If I'm lucky, I'll get permission to post a few recipes from some of the authors I've been following.    
To start this thing off, below are some photos of Craqueline, the first recipe I tried from Flour by Joanne Chang (Flour Bakery + Cafe).  It's the first book I bought at the impressively comprehensive cookbook-only store in Fremont, Book Larder. It was also the first time I ever tried making brioche, or ever ate brioche for that matter!
Craqueline, made with brioche as mentioned, is filled with candied oranges and topped with sliced almonds. Oh yeah!! The brioche dough, which is yeasted, has to refrigerate and rise, as well as proof, over the course of at least 10 hours, so this is ideally a two-day process (weekend warriorism!).

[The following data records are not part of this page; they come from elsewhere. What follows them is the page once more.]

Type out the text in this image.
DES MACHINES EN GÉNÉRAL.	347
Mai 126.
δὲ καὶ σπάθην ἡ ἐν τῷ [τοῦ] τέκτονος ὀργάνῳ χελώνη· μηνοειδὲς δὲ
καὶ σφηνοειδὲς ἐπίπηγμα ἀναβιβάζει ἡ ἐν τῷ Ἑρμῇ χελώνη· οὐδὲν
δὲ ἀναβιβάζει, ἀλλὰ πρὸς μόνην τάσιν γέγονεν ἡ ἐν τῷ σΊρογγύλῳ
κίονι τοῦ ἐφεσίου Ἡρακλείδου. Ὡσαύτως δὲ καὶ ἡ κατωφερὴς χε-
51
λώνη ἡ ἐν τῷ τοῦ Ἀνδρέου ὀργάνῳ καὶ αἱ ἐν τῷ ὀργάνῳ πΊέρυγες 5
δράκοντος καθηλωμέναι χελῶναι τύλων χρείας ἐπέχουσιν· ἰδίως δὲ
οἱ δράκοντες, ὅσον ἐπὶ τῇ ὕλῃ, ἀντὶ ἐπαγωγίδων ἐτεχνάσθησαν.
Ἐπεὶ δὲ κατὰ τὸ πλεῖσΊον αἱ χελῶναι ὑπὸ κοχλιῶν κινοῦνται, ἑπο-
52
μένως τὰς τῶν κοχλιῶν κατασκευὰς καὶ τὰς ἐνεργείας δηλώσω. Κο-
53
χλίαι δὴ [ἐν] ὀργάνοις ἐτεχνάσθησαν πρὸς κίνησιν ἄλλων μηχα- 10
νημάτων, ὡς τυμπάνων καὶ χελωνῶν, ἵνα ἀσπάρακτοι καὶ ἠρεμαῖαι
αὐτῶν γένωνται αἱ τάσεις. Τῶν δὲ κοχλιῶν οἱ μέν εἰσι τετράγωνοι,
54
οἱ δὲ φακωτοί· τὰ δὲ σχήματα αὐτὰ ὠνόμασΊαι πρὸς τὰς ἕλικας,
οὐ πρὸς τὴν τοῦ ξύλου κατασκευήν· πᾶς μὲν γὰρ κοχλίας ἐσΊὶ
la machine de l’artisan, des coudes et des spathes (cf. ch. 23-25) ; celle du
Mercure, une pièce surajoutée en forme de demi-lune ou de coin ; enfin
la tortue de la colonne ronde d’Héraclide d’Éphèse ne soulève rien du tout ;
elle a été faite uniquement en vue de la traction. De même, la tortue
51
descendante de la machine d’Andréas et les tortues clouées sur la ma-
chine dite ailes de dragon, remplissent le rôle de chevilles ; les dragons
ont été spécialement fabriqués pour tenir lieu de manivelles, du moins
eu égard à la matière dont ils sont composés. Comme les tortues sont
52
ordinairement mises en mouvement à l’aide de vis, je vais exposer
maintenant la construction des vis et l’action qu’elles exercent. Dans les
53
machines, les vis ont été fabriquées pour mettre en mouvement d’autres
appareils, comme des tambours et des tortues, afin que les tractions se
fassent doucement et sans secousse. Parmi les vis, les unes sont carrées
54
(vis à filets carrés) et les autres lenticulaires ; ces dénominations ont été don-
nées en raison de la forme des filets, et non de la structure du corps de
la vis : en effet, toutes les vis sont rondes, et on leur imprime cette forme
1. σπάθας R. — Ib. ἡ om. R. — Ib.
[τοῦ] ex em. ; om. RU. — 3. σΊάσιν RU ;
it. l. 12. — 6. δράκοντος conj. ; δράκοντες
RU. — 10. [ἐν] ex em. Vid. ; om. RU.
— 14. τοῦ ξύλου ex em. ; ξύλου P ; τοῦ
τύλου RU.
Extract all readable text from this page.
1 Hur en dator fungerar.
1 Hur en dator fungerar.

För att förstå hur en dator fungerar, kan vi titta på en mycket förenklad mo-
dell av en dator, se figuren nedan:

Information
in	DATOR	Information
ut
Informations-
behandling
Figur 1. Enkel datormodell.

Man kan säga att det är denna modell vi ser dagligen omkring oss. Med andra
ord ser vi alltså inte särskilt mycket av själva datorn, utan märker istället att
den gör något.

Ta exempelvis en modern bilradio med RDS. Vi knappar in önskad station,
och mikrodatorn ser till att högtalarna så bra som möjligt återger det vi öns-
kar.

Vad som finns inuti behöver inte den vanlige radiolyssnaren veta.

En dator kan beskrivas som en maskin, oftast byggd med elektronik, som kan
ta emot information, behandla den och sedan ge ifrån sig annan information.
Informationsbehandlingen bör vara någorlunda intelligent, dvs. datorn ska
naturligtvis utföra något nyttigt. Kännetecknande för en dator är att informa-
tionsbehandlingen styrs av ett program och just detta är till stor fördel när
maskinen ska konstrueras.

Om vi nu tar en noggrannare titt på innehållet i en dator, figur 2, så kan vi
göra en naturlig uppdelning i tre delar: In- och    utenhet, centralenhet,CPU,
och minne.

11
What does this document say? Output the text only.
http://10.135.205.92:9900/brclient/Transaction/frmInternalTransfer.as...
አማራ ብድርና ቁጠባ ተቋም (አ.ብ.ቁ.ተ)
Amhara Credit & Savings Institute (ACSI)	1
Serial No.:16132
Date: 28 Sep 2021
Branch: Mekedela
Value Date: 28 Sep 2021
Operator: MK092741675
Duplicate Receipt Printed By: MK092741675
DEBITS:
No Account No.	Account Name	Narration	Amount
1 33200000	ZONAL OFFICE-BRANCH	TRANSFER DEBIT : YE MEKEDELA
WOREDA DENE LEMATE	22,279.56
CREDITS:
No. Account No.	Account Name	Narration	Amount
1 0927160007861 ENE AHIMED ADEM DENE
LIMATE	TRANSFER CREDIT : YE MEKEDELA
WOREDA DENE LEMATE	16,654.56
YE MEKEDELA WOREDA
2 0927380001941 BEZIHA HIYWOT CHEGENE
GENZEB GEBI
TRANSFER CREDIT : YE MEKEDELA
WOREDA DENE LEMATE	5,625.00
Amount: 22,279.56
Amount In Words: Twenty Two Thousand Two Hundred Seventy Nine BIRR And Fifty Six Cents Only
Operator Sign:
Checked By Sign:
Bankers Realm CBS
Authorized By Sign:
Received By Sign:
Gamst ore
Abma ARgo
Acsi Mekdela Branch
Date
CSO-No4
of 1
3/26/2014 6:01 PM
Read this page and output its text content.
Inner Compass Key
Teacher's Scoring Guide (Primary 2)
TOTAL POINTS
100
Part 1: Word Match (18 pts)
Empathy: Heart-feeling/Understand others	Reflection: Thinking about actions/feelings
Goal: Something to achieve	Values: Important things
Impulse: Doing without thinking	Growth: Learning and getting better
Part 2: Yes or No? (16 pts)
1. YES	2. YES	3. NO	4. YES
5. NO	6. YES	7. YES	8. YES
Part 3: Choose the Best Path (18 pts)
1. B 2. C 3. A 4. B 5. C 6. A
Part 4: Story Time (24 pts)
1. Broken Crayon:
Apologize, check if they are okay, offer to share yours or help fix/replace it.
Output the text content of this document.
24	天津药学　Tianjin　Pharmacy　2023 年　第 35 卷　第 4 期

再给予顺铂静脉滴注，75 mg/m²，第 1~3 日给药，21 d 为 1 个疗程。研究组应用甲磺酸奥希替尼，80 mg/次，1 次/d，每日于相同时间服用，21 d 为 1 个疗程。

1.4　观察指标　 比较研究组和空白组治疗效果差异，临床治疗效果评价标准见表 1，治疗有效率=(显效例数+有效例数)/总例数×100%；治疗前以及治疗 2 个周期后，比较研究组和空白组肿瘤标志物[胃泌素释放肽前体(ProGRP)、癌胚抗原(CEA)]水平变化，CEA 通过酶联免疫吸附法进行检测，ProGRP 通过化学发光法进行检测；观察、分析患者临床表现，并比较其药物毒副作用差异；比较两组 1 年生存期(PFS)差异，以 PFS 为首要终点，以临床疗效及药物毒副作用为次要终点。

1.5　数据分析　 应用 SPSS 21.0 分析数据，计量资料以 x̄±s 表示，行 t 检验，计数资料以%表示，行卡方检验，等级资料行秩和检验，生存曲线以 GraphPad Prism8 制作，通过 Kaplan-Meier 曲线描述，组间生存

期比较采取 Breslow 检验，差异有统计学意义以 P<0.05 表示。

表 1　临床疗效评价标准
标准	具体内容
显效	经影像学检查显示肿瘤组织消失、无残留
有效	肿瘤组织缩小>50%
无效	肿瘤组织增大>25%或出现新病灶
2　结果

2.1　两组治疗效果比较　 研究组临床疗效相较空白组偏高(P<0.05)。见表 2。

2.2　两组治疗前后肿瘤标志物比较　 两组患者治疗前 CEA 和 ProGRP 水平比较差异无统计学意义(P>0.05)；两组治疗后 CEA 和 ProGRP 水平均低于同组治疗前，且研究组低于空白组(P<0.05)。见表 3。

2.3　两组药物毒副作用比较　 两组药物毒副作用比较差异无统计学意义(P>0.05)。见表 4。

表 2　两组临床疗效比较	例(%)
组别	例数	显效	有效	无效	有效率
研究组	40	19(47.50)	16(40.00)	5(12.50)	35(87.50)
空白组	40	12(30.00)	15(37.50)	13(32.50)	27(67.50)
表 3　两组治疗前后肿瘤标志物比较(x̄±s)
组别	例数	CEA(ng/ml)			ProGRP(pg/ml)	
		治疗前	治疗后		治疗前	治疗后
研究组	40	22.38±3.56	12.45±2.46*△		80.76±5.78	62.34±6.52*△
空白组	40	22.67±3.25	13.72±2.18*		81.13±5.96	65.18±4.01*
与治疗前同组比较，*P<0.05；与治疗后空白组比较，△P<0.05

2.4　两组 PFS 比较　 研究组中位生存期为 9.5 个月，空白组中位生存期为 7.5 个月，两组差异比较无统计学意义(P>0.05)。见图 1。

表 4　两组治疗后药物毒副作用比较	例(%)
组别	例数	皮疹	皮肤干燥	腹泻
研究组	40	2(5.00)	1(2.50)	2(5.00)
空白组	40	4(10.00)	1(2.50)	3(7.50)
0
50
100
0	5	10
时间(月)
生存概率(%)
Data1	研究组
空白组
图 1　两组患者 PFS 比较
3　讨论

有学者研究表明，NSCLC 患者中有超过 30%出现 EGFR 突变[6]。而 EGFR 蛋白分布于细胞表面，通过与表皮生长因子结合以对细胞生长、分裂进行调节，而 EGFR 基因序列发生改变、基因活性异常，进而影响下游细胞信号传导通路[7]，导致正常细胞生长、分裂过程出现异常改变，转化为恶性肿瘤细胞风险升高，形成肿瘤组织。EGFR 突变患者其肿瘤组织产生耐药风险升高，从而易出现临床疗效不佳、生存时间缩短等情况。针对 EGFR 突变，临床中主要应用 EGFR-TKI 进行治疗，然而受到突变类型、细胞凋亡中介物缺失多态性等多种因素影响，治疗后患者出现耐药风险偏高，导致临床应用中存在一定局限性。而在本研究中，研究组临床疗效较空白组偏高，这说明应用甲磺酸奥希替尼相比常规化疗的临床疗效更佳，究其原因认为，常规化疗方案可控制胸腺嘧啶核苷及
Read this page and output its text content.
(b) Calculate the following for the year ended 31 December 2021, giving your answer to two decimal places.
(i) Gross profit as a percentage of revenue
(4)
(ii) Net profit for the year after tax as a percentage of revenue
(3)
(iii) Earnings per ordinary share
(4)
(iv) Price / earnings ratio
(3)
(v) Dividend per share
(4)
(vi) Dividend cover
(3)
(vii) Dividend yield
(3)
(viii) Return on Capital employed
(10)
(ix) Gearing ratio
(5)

The way it will fill your house with enchanting smells is in itself an experience to be had. The scent of the bread as it bakes will make you feel like someone is wrapping you up in a comforting hug. Sure, maybe you can buy brioche at the bakery, but you can't buy the way it smells as it bakes, and it's so worth it.





[letting them proof, i.e. rest and rise in a warm place]



[Joanne was a gracious hostess and let the person behind me in line
snap our photo together after she signed my copy of her book. I printed
the photo and taped it inside the front cover for posterity.]